As a practical matter, existing markets are solving the problem without much specific law. For the most part lenders won’t lend money for a wind turbine that isn’t protected by an adequate buffer to protect the “supply” of wind. This buffer can be from property owned by the same landowner leasing land to the wind project or it can be an easement negotiated with a neighboring landowner. Of course this sort of lending market discipline doesn’t impinge on self-funded projects, and may lead to two neighboring landowners devoting too much land to a buffer area when coordinated development could have allowed them to devote less to the buffer.
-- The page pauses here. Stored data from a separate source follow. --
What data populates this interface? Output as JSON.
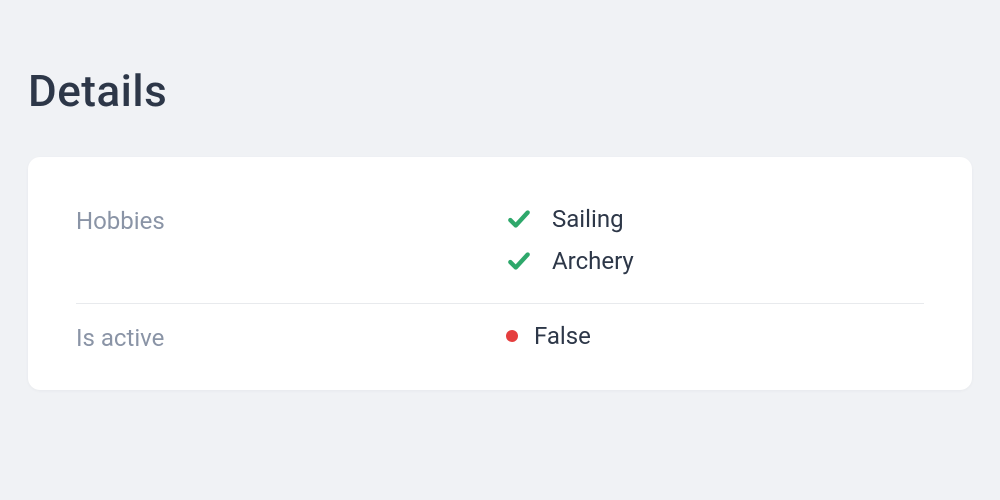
{
  "page": {
    "title": "Details"
  },
  "fields": {
    "hobbies": {
      "label": "Hobbies",
      "items": [
        "Sailing",
        "Archery"
      ]
    },
    "is_active": {
      "label": "Is active",
      "value": "False",
      "status_color": "#e53e3e"
    }
  }
}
Rule’s rule is intended to clarify just where the boundaries of neighbors rights and responsibilities are.
Curiously, Rule’s analysis proceeds as if the designation of “upwind developer” and “downwind developer” were stable when actually such designations will literally shift with the changing of the wind (unlike, say, upstream and downstream along a river, since rivers rarely change direction). So far as I recall, Rule didn’t worry about this point. Yet, I think the dynamic element here only complicates the analysis for wind without fundamentally upsetting the principles being advocated.
Troy Rule, “A Downwind View of the Cathedral: Using Rule Four to Allocate Wind Rights,” San Diego Law Review, (2009).
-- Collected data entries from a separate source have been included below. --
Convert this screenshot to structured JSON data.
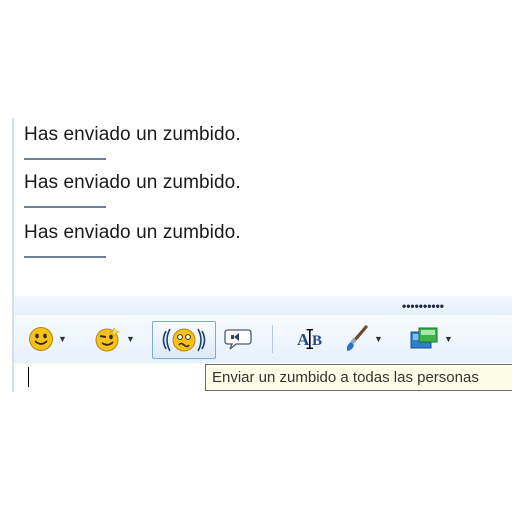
{
  "history": {
    "messages": [
      "Has enviado un zumbido.",
      "Has enviado un zumbido.",
      "Has enviado un zumbido."
    ]
  },
  "splitter": {
    "grip": "••••••••••"
  },
  "toolbar": {
    "buttons": [
      {
        "name": "emoticon-button",
        "icon": "smiley-icon"
      },
      {
        "name": "wink-button",
        "icon": "wink-icon"
      },
      {
        "name": "nudge-button",
        "icon": "nudge-icon",
        "active": true
      },
      {
        "name": "voice-clip-button",
        "icon": "speech-bubble-icon"
      },
      {
        "name": "font-button",
        "icon": "font-icon"
      },
      {
        "name": "background-button",
        "icon": "paintbrush-icon"
      },
      {
        "name": "games-button",
        "icon": "games-icon"
      }
    ],
    "dropdown_arrow": "▼"
  },
  "tooltip": {
    "text": "Enviar un zumbido a todas las personas"
  },
  "colors": {
    "accent": "#cfe0f1",
    "tooltip_bg": "#fdfde8",
    "smiley": "#f4c21a"
  }
}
ABSTRACT: The rapid pace of U.S. wind energy development is generating a growing number of conflicts over competing wind rights. The “wake” of a commercial wind turbine creates turbulence and unsteady wind flow that can reduce the productivity of other wind turbines situated downwind. Existing law is unclear as to whether a landowner who installs a wind turbine on its property is liable for the lost productivity of a downwind neighbor’s turbine resulting from such wake effects. Legal uncertainty as to how competing wind rights are shared among neighbors can induce wind energy developers to abandon otherwise lucrative turbine sites situated near property lines, thus forfeiting valuable wind resources. This paper applies Calabresi and Melamed’s familiar “Cathedral” model to determine which rule regime would best promote the efficient allocation of competing wind rights while maintaining consistency with existing law. Surprisingly, the Cathedral model’s infamous and rarely-applied “Rule Four” seems best-suited for addressing these conflicts.
Troy Rule, “Shadows on the Cathedral: Solar Access Laws in a Different Light,” University of Illinois Law Review, (2010).
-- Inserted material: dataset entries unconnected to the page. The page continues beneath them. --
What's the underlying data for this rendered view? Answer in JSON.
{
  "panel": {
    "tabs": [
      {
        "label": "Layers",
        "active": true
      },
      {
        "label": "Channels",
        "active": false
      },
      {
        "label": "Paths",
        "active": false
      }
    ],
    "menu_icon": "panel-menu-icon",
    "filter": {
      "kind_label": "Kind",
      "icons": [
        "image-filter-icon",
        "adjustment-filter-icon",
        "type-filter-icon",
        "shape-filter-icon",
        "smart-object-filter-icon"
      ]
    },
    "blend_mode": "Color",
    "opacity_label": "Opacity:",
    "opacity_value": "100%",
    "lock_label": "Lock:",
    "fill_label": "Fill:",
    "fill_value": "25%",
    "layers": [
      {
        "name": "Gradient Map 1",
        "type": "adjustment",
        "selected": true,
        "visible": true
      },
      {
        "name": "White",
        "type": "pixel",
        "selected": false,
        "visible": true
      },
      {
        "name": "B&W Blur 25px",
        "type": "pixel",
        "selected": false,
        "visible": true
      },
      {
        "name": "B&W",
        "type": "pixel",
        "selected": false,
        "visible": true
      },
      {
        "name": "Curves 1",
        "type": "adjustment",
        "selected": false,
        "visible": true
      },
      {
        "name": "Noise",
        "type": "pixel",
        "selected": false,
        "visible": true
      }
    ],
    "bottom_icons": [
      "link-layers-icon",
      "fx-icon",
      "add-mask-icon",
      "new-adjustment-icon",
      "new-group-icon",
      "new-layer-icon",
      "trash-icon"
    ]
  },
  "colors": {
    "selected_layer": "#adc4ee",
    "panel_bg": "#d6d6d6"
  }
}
ABSTRACT: Unprecedented growth in rooftop solar energy development is drawing increased attention to the issue of solar access. To operate effectively, solar panels require un-shaded access to the sun’s rays during peak sunlight hours. Some landowners are reluctant to invest in rooftop solar panels because they fear that a neighbor will erect a structure or grow a tree on nearby property that shades their panels. Existing statutory approaches to protecting solar access for such landowners vary widely across jurisdictions, and some approaches ignore the airspace rights of neighbors. Which rule regime for solar access protection best promotes the efficient allocation of scarce airspace, within the constraints of existing law? This Article applies Calabresi and Melamed’s “Cathedral” framework of property rules and liability rules to compare and analyze existing solar access laws and to evaluate a model solar access statute recently drafted under funding from the US Department of Energy. Surprisingly, the Article concludes that a statute implementing the Cathedral model’s seldom-used “Rule Four” is best suited for addressing solar access conflicts.
Guido Calabresi & A. Douglas Melamed, “Property Rules, Liability Rules, and Inalienability. One View of the Cathedral,” Harvard Law Review, (1972).